Elas já estavam lá. Angra e Sofía, sentadas em um dos estofados, ainda de roupa de dormir, Angra com a blusa manga-longa do pijama, a parte de baixo do biquíni, Sofía na camisa branca de Angra, que alcançava as coxas dela, estavam com uma bandeja ao alcance das mãos, com café, frutas, pães, algumas torradas, geleia, manteiga e, os pés de Sofía sobre as coxas de Angra, recebendo carinho enquanto Sofía lia para elas duas. Aquele livro que Frederíca deu a Angra, o capítulo que ela tinha pedido, em inglês, que Sofía ia traduzindo enquanto lia.


O tempo é uma vadia, sim. Mas apenas é, se nós deixamos ser. Aqui está uma verdade simples que eu acho que todos nós precisamos enfrentar: as pessoas que encontramos no tempo errado, são na verdade, as pessoas erradas. Você nunca conhece a pessoa certa no tempo errado porque pessoas certas são...Timeless”, qual é a palavra em português...?

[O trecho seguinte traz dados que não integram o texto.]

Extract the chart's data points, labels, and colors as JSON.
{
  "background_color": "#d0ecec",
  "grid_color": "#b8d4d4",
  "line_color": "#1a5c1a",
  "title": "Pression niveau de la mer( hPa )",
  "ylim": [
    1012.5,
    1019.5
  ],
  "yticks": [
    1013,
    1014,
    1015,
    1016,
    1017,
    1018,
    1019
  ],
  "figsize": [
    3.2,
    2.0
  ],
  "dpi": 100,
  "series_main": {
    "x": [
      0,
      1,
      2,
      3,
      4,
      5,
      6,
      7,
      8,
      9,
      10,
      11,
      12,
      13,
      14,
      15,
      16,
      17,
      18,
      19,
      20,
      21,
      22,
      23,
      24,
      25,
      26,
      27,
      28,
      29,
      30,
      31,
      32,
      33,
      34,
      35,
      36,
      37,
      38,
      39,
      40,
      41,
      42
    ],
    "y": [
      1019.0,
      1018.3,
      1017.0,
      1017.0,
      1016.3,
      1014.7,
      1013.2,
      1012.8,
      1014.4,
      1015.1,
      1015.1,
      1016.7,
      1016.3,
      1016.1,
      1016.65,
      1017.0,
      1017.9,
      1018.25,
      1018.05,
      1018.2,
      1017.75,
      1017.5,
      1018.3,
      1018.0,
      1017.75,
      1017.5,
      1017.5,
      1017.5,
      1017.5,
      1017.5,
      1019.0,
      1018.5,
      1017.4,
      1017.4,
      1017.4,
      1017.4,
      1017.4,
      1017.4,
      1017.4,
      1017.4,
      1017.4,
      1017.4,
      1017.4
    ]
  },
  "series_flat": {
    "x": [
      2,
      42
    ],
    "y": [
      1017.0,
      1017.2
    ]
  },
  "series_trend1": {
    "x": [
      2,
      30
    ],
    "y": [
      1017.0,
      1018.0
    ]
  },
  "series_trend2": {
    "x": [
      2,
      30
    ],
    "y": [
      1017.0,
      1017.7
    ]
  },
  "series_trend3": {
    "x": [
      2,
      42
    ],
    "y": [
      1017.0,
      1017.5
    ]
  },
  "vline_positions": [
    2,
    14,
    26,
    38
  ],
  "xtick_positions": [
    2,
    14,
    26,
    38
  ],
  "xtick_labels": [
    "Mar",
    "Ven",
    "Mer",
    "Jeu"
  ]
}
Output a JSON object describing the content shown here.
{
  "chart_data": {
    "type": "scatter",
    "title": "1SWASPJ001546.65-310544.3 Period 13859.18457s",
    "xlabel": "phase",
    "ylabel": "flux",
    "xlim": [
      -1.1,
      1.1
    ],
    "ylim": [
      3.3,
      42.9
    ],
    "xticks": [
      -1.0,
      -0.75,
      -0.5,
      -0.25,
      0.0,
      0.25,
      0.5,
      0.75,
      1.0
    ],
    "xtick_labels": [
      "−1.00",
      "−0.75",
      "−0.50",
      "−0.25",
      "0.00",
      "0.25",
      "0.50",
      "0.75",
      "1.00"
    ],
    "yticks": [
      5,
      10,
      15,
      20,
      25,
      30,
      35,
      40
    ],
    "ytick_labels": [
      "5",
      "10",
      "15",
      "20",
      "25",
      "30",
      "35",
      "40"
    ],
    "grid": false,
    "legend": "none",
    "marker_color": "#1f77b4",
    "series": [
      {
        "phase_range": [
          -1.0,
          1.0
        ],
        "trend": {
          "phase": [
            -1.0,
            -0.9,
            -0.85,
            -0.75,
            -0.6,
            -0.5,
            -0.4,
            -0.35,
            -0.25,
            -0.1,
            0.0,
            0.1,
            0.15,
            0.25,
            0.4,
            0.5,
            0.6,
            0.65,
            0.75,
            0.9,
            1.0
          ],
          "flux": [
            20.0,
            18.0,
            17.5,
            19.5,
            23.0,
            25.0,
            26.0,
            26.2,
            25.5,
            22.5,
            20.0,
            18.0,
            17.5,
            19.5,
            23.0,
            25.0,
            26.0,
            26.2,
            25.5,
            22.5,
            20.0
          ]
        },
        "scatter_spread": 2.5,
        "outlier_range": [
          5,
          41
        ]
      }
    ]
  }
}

Atemporal — Angra tomou um pouco mais do seu café com muito leite, do jeito que ela gostava.

— Isso, atemporal. Você nunca conhece a pessoa certa no tempo errado porque pessoas certas são atemporais — Fechou o livro devagar, trocando um olhar com Angra — Frederíca te mandou ler este capítulo, especificamente?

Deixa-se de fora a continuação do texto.